1. General
Problem description
You are required to implement a system to find the n most popular hashtags that appear on social media such as Facebook or Twitter. For the scope of this project hashtags will be given from an input file.Basic idea for the implementation is to use a max priority structure to find out the most popular hashtags.
You must use the following structures for the implementation.
1. Max Fibonacci heap: use to keep track of the frequencies of hashtags.
2. Hash table: The key for the hash table is the hashtag, and the value is the pointer to the corresponding node in the Fibonacci heap.
You can assume there will be a large number of hashtags appearing in the stream and you need to perform increase key operation many times. Max Fibonacci heap is recommended because it has an amortized complexity of O(1) for the increase key operation. You should implement all Fibonacci heap functions discussed in class. For the hash table, you can use an implementation from any library that your programming languages supports (e.g., STL).
Programming Environment You may implement this assignment in Java or C++. Your program must be compilable with the compilers and run on the following environment:
– Java or g++/gcc on the thunder.cise.ufl.edu server
You may access the server using Telnet or SSH client on thunder.cise.ufl.edu.
You must write a makefile document which creates an executable file named hashtagcounter.
2. Input and Output Requirements
Your program is required to take the input file name as an argument. The following is an example (at the command prompt ‘$’) of a program that reads from a file named file_name.
$hashtagcounter file_name
Input Format
Hashtags appear one per line in the input file and start with # sign. After the hashtag an integer will appear and that is the count of the hashtag (There is a space between hashtag and the integer). You need to increment the hashtag frequency by that count. Queries will also appear in the input file and once a query appears you should append the answer to the query to the output file. A query appears as an integer number (n) without # sign in the beginning. The answer to the query n is n hashtags with the highest frequency. These should be written to the output file. An input line with the word “stop” (without hashtag symbol) causes the program to terminate. The following is an example of an input file.
#saturday 5
#sunday 3
#saturday 10
#monday 2
#reading 4
#playing_games 2
#saturday 6
#sunday 8
#friday 2
#tuesday 2
#saturday 12
#sunday 11
#monday 6
3
#saturday 12
#monday 2
#stop 3
#playing 4
#reading 15
#drawing 3
#friday 12
#school 6
#class 5
5
stop
Output Format
For each query n, you need to write the n most popular hashtags (i.e., highest frequency) to the output file in descending order of frequency (ties may be broken arbitrarily).

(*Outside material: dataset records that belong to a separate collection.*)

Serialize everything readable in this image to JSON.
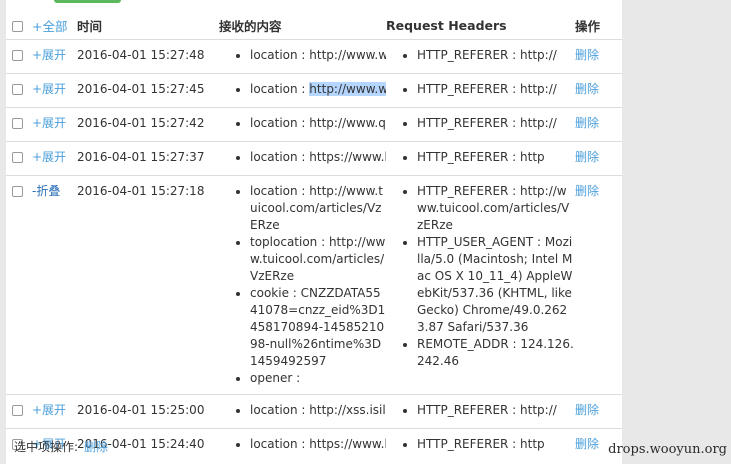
{
  "header": {
    "expand_all": "+全部",
    "time": "时间",
    "content": "接收的内容",
    "headers": "Request Headers",
    "actions": "操作"
  },
  "rows": [
    {
      "toggle": "+展开",
      "time": "2016-04-01 15:27:48",
      "content": [
        "location : http://www.wei"
      ],
      "headers": [
        "HTTP_REFERER : http://"
      ],
      "action": "删除"
    },
    {
      "toggle": "+展开",
      "time": "2016-04-01 15:27:45",
      "content_prefix": "location : ",
      "content_selected": "http://www.wo",
      "headers": [
        "HTTP_REFERER : http://"
      ],
      "action": "删除"
    },
    {
      "toggle": "+展开",
      "time": "2016-04-01 15:27:42",
      "content": [
        "location : http://www.qq."
      ],
      "headers": [
        "HTTP_REFERER : http://"
      ],
      "action": "删除"
    },
    {
      "toggle": "+展开",
      "time": "2016-04-01 15:27:37",
      "content": [
        "location : https://www.ba"
      ],
      "headers": [
        "HTTP_REFERER : http"
      ],
      "action": "删除"
    },
    {
      "toggle": "-折叠",
      "time": "2016-04-01 15:27:18",
      "content": [
        "location : http://www.tuicool.com/articles/VzERze",
        "toplocation : http://www.tuicool.com/articles/VzERze",
        "cookie : CNZZDATA5541078=cnzz_eid%3D1458170894-1458521098-null%26ntime%3D1459492597",
        "opener :"
      ],
      "headers": [
        "HTTP_REFERER : http://www.tuicool.com/articles/VzERze",
        "HTTP_USER_AGENT : Mozilla/5.0 (Macintosh; Intel Mac OS X 10_11_4) AppleWebKit/537.36 (KHTML, like Gecko) Chrome/49.0.2623.87 Safari/537.36",
        "REMOTE_ADDR : 124.126.242.46"
      ],
      "action": "删除"
    },
    {
      "toggle": "+展开",
      "time": "2016-04-01 15:25:00",
      "content": [
        "location : http://xss.isilic."
      ],
      "headers": [
        "HTTP_REFERER : http://"
      ],
      "action": "删除"
    },
    {
      "toggle": "+展开",
      "time": "2016-04-01 15:24:40",
      "content": [
        "location : https://www.ba"
      ],
      "headers": [
        "HTTP_REFERER : http"
      ],
      "action": "删除"
    }
  ],
  "footer": {
    "label": "选中项操作:",
    "delete": "删除"
  },
  "watermark": "drops.wooyun.org"
}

The output for a query should be a comma separated list occupying a single line in the output “output_file.txt”. There should be no space character after the commas.

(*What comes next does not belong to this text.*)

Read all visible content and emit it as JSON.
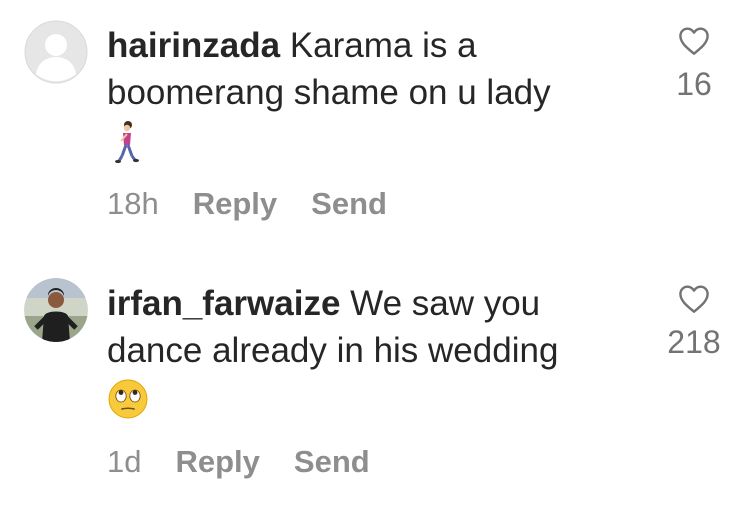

Following is the output file for the above input file.
saturday,sunday,monday
saturday,sunday,reading,friday,monday
You can have following assumptions
1. No uppercase letters in the input stream
2. No spaces in the hashtags. (only one word per one hashtag)

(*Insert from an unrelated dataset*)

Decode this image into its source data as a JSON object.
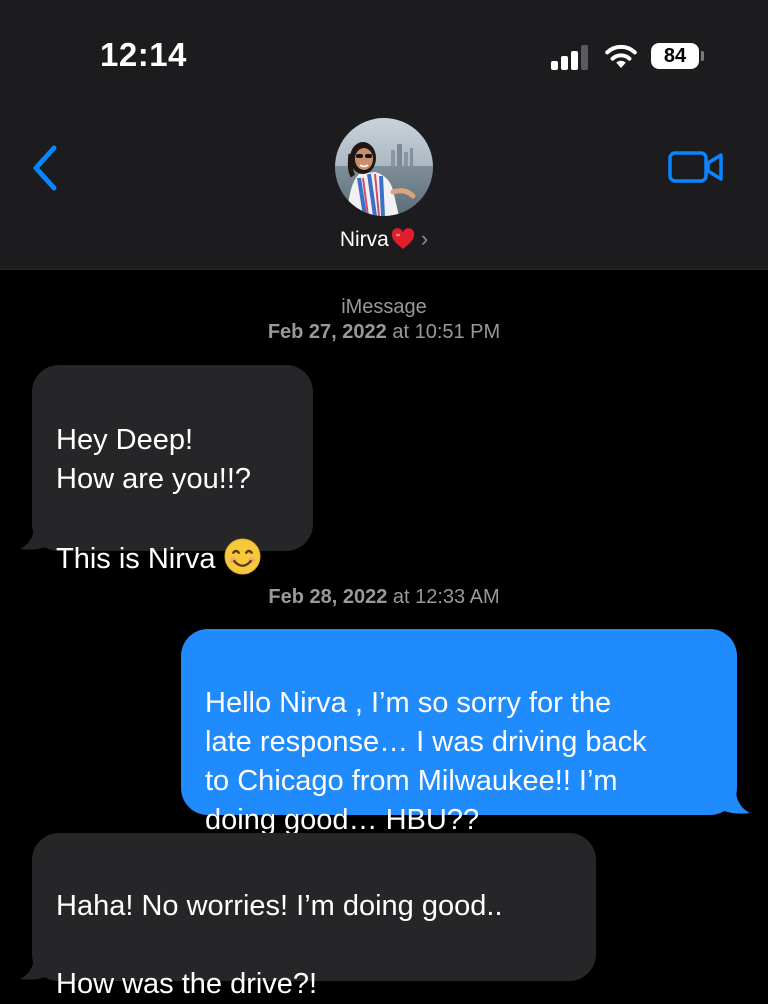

3. One query has only one integer.
4. Query integer, n<=20. i.e. you need to find at most 20 popular hashtags.
5. Input file may consist of more than 1 million hashtags.
3. Submission
The following contents are required for submission:
1.Makefile: Your make file must be directly under the zip folder and named “Makefile”.
No nested directories.
2. Source Program: Provide comments.
3. REPORT:
· The report should be in PDF format.
· The report should contain your basic info: Name, UFID and UF Email account
· Present function prototypes showing the structure of your programs. Include the structure of your program.
To submit, please compress all your files together using a zip utility and submit to the canvas system. You should look for Assignment Project for the submission.
Your submission should be named LastName_FirstName.zip.
Please make sure the name you provided is the same as the name that appears on the Canvas system. Please do not submit directly to a TA. All email submission will be ignored without further notification. Please note that the due date is a hard deadline. No late submission will be allowed. Any submission after the deadline will not be accepted.